Here a bit of what Yates has to say on Descartes:

Descartes also exercised his great mind on the art of memory and how it might be reformed, and the mnemonic author who gave rise to his reflections was none other than Lambert Schenkel. In the Cogitationes privatae there is the following remark:

On reading through Schenkel’s profitable trifles [in the book De arte memoria ] I thought of an easy way of making myself master of all I discovered through the imagination. This would be done through the reduction of things to their causes. Since all can be reduced to one it is obviously not necessary to remember all the sciences. When one understands the causes all vanished images can easily be found again in the brain through the impression of the cause. This is the true art of memory and it is plain contrary to his [Schenkel’s] nebulous notions. Not that his [art] is without effect, but it occupies the whole space with too many things and not in the right order. The right order is that the images should be formed in dependence on one another. He [Schenkel] omits this which is the key to the whole mystery.

I have thought of another way; that out of unconnected images should be composed new images common to them all, or that one image should be made which should have reference not only to the one nearest to it but to them all – so that the fifth should refer to the first through a spear thrown on the ground, the middle one through a ladder on which they descend, the second one through an arrow thrown at it, and similarly the third should be connected in some way either real or fictitious.14

Curiously enough, Descartes’s suggested reform of memory is nearer to ‘occult’ principles than Bacon’s, for occult memory does reduce all things to their supposed causes whose images when impressed on memory are believed to organize the subsidiary images. Had Descartes consulted Paepp on ‘detecting’ Schenkel15 he would have known of this. The phrase about the ‘impression of the cause’ through which all vanished images can be found might easily be that of an occult memory artist. Of course Descartes is certainly not thinking on such lines but his brilliant new idea of organizing memory on causes sounds curiously like a rationalization of occult memory. His other notions about forming connected images are far from new and can be found in some form in nearly every text-book.

It seems unlikely that Descartes made much use of local memory, which, according to quotations in Baillet’s Life , he neglected to practise much in his retreat and which he regarded as ‘corporeal memory’ and ‘outside of us’ as compared with ‘intellectual memory’ which is within and incapable of increase or decrease.16 This singularly crude idea is in keeping with Descartes’s lack of interest in the imagination and its functioning. Rossi suggests, however, that the memory principles of order and arrangement influenced Descartes, as they did Bacon.

Both Bacon and Descartes knew of the art of Lull to which they both refer in very derogatory terms.

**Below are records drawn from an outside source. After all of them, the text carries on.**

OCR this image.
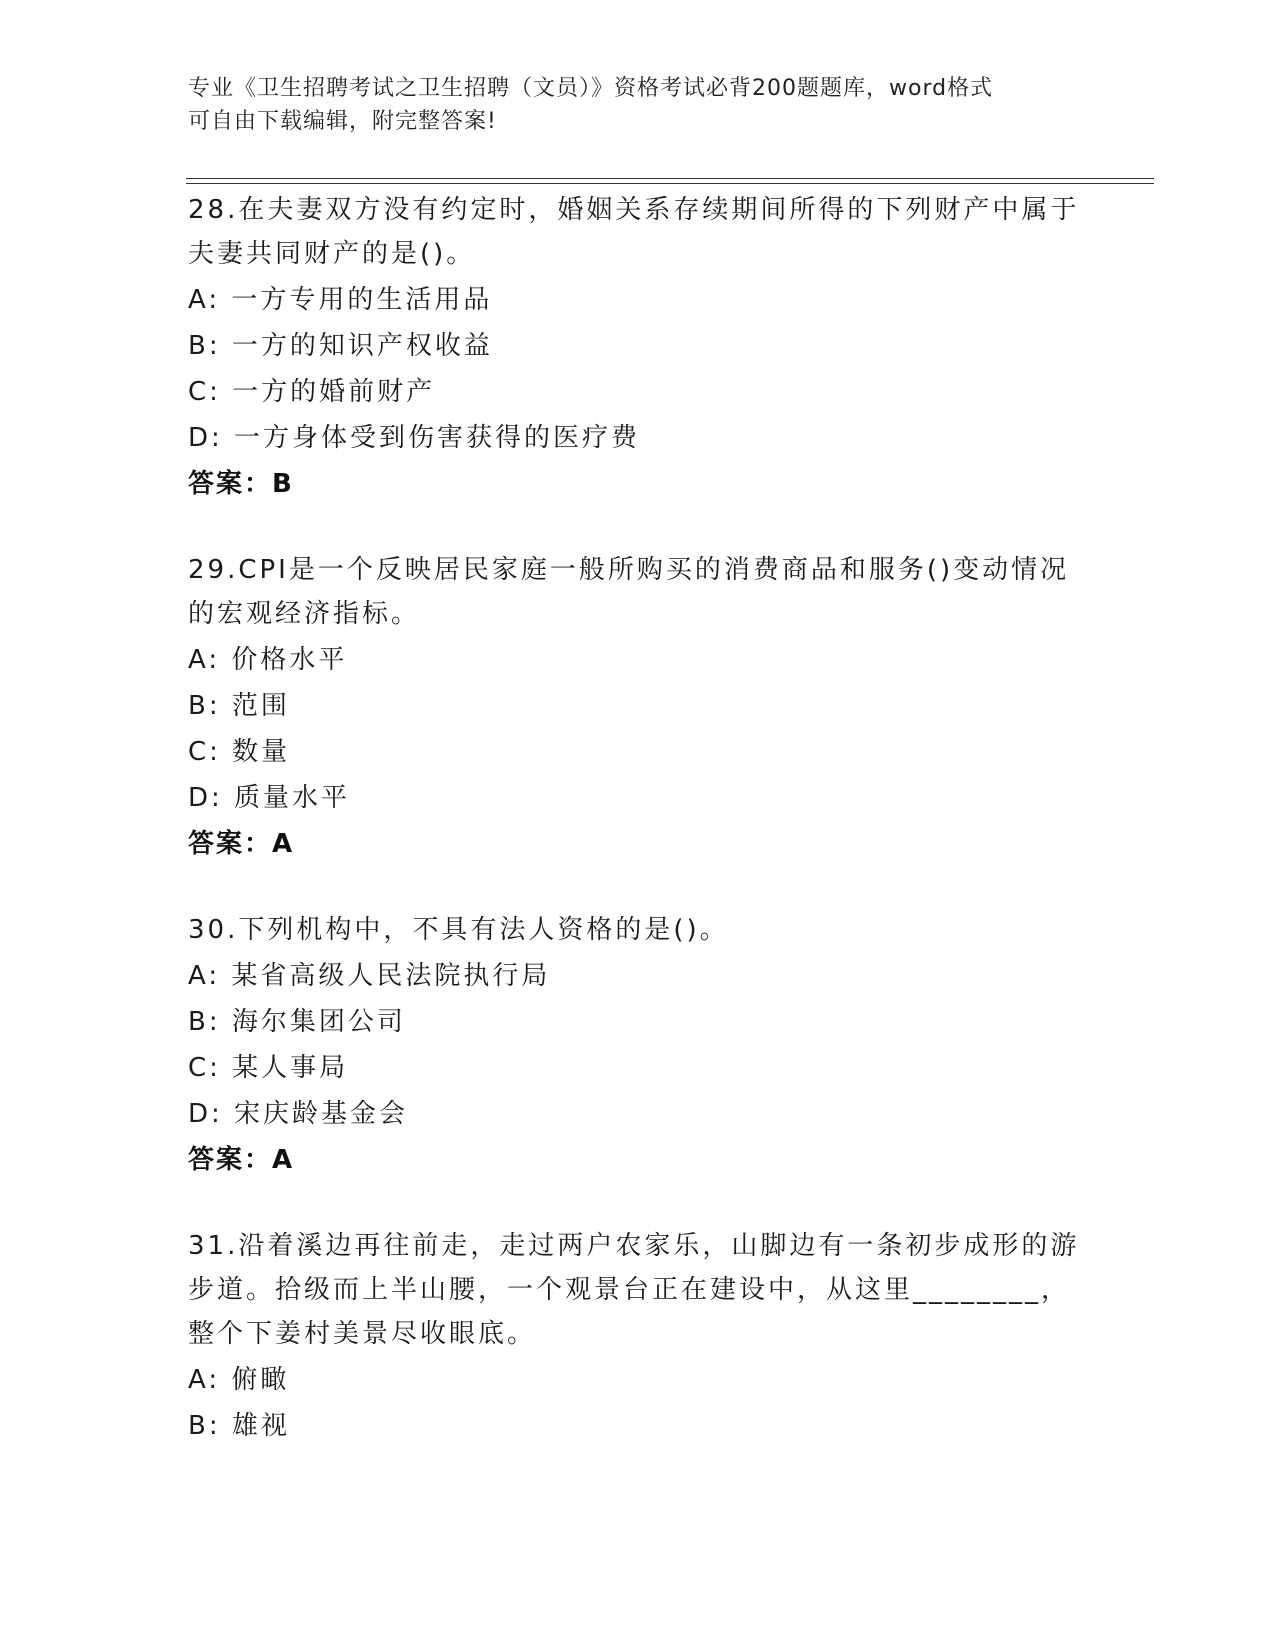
专业《卫生招聘考试之卫生招聘（文员）》资格考试必背200题题库，word格式
可自由下载编辑，附完整答案!

28.在夫妻双方没有约定时，婚姻关系存续期间所得的下列财产中属于
夫妻共同财产的是()。

A: 一方专用的生活用品

B: 一方的知识产权收益

C: 一方的婚前财产

D: 一方身体受到伤害获得的医疗费

答案：B

29.CPI是一个反映居民家庭一般所购买的消费商品和服务()变动情况
的宏观经济指标。

A: 价格水平

B: 范围

C: 数量

D: 质量水平

答案：A

30.下列机构中，不具有法人资格的是()。

A: 某省高级人民法院执行局

B: 海尔集团公司

C: 某人事局

D: 宋庆龄基金会

答案：A

31.沿着溪边再往前走，走过两户农家乐，山脚边有一条初步成形的游
步道。拾级而上半山腰，一个观景台正在建设中，从这里________，
整个下姜村美景尽收眼底。

A: 俯瞰

B: 雄视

Discussing false methods in the Advancement , Bacon says:

There hath been also laboured and put into practice a method, which is not a lawful method, but a method of imposture; which is, to deliver knowledges in such a manner, as men may speedily come to make a show of learning who have it not. Such was the travail of Raymundus Lullus in making that art which bears his name…

And Descartes in the Discours de la méthode is equally severe on the Lullian art which serves but to enable one ‘to speak without judgment of those things of which one is ignorant’.18

Thus neither the discoverer of the inductive method, which was not to lead to scientifically valuable results, nor the discoverer of the method of analytical geometry, which was to revolutionize the world as the first systematic application of mathematics to the investigation of nature, have anything good to say of the method of Ramon Lull. Why indeed should they? What possible connexion can there be between the ‘emergence of modern science’ and that medieval art, so frantically revived and ‘occultized’ in the Renaissance, with its combinatory systems based on Divine Names or attributes. Nevertheless the Art of Ramon Lull had this in common with the aims of Bacon and Descartes. It promised to provide a universal art or method which, because based on reality, could be applied for the solution of all problems. Moreover it was a kind of geometrical logic, with its squares and triangles and its revolving combinatory wheels; and it used a notation of letters to express the concepts with which it was dealing.

When outlining his new method to Beeckman, in a letter of March 1619, Descartes said that what he was meditating was not an ars brevis of Lull, but a new science which would be able to solve all questions concerning quantity.19 The operative word is, of course, ‘quantity’, marking the great change from qualitative and symbolic use of number. The mathematical method was hit upon at last, but in order to realize the atmosphere in which it was found we should know something of those frenzied preoccupations with arts of memory, combinatory arts, Cabalist arts, which the Renaissance bequeathed to the seventeenth century. The occultist tide was receding and in the changed atmosphere the search turns in the direction of rational method.